I imagine myself on a road. I come to a fork in the road, and if I take the left path, I live the life that I am living now. If I take the right fork, I'd never meet Sarah's mother, I'd never have Scully assigned to work with me. I'd never have married Scully, and Stephanie and Josh would not exist. Or think of it as a parallel universe, with another Fox Mulder. Our lives follow the same course from birth except he chooses to remain alone.

So where does that leave the other Mulder - the one in the parallel universe, the one who took the right fork instead of the left? The lonely life wouldn't have bothered him to begin with - he would have had other things to think about, like the search for his sister. He would have left no stone unturned in his efforts to find her, although I think that the search would have had the same end result. He still wouldn't have known who took her and why, or what happened to her after she was taken. The answers, along with Samantha, would remain as elusive as they ever had.

In the meantime, if he was still alive, life would have passed him by, leaving him lost, lonely and bitter. His search for the truth would have become before everything, including his personal happiness - a commodity that he was sure he wasn't entitled to.

Perhaps he might have ended up an alcoholic - Lord knows, there were times in my life, before Sarah, before Scully, when I drowned my sorrows in the bottom of a glass.

Would the other Mulder even have made it this far? His quest for the truth would have led him into countless dangerous situations, any one of which might have been his last. One sloppy or careless move on his part, one wild goose chase too many... an early grave would have been a distinct probability, with no-one to miss him or mourn his passing. Not even a one line obit in the newspaper. A tragic waste of life... a life that had had such potential in its younger days.

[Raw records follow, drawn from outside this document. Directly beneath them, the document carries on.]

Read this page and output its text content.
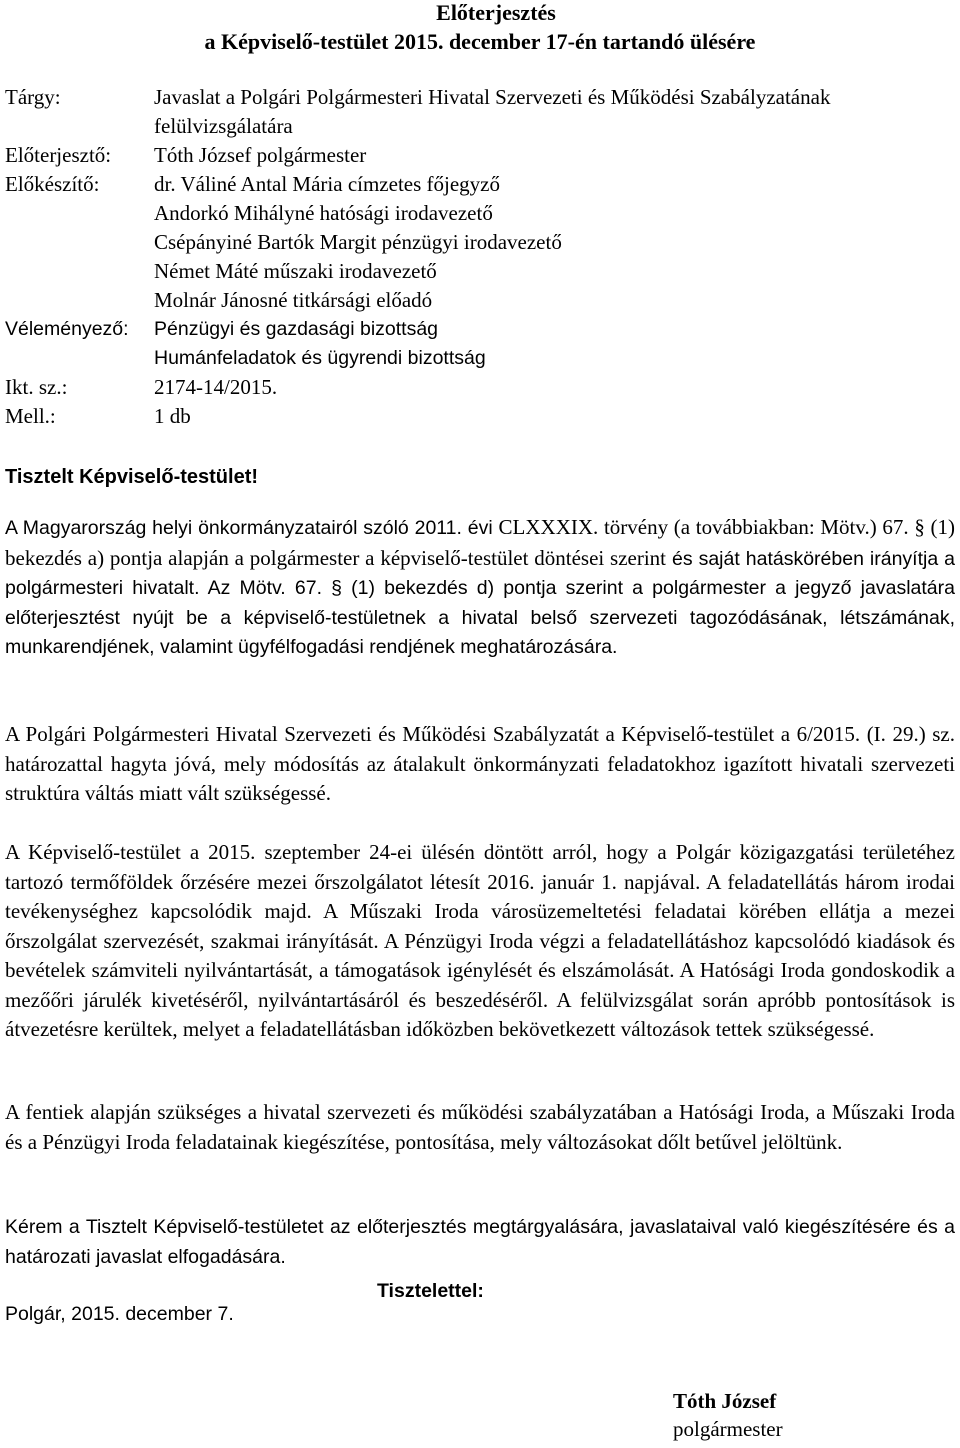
Előterjesztés
a Képviselő-testület 2015. december 17-én tartandó ülésére
Tárgy:	Javaslat a Polgári Polgármesteri Hivatal Szervezeti és Működési Szabályzatának
felülvizsgálatára
Előterjesztő: Tóth József polgármester
Előkészítő:	dr. Váliné Antal Mária címzetes főjegyző
Andorkó Mihályné hatósági irodavezető
Csépányiné Bartók Margit pénzügyi irodavezető
Német Máté műszaki irodavezető
Molnár Jánosné titkársági előadó
Véleményező: Pénzügyi és gazdasági bizottság
Humánfeladatok és ügyrendi bizottság
Ikt. sz.:	2174-14/2015.
Mell.:	1 db
Tisztelt Képviselő-testület!
A Magyarország helyi önkormányzatairól szóló 2011. évi CLXXXIX. törvény (a továbbiakban: Mötv.) 67. § (1) bekezdés a) pontja alapján a polgármester a képviselő-testület döntései szerint és saját hatáskörében irányítja a polgármesteri hivatalt. Az Mötv. 67. § (1) bekezdés d) pontja szerint a polgármester a jegyző javaslatára előterjesztést nyújt be a képviselő-testületnek a hivatal belső szervezeti tagozódásának, létszámának, munkarendjének, valamint ügyfélfogadási rendjének meghatározására.
A Polgári Polgármesteri Hivatal Szervezeti és Működési Szabályzatát a Képviselő-testület a 6/2015. (I. 29.) sz. határozattal hagyta jóvá, mely módosítás az átalakult önkormányzati feladatokhoz igazított hivatali szervezeti struktúra váltás miatt vált szükségessé.
A Képviselő-testület a 2015. szeptember 24-ei ülésén döntött arról, hogy a Polgár közigazgatási területéhez tartozó termőföldek őrzésére mezei őrszolgálatot létesít 2016. január 1. napjával. A feladatellátás három irodai tevékenységhez kapcsolódik majd. A Műszaki Iroda városüzemeltetési feladatai körében ellátja a mezei őrszolgálat szervezését, szakmai irányítását. A Pénzügyi Iroda végzi a feladatellátáshoz kapcsolódó kiadások és bevételek számviteli nyilvántartását, a támogatások igénylését és elszámolását. A Hatósági Iroda gondoskodik a mezőőri járulék kivetéséről, nyilvántartásáról és beszedéséről. A felülvizsgálat során apróbb pontosítások is átvezetésre kerültek, melyet a feladatellátásban időközben bekövetkezett változások tettek szükségessé.
A fentiek alapján szükséges a hivatal szervezeti és működési szabályzatában a Hatósági Iroda, a Műszaki Iroda és a Pénzügyi Iroda feladatainak kiegészítése, pontosítása, mely változásokat dőlt betűvel jelöltünk.
Kérem a Tisztelt Képviselő-testületet az előterjesztés megtárgyalására, javaslataival való kiegészítésére és a határozati javaslat elfogadására.
Polgár, 2015. december 7.
Tisztelettel:
Tóth József
polgármester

I'd like to think that the other Mulder would envy me, and what I have. It's difficult to pinpoint the exact moment our lives diverged, mine and that other Mulder's. I guess it would be when that article on alleged UFO abductions came across my desk, with a byline by one Annie Page. That was a pivotal moment in my life, along with the day Scully was assigned to work with me.

When all is said and done, I'm glad I chose the left fork. I would have hated to become that other Mulder, consumed by bitterness, starved of love and affection, missing out on the warmth and companionship that comes with a loving family. What would I have done without Scully to keep me on the straight and narrow? How would I have learned about unconditional love without Sarah? What would have I laughed at without the antics of Josh? How would I have experienced the birth of my own child without Stephanie?

Another hour has passed without me noticing - I've been so engrossed in my own thoughts. Scully's hand rests in mine, so small, so soft and warm. I bring it to my lips and kiss it and as I do so, I think of the empty, barren life of that other Mulder, and I want to weep, because it could so easily have been me.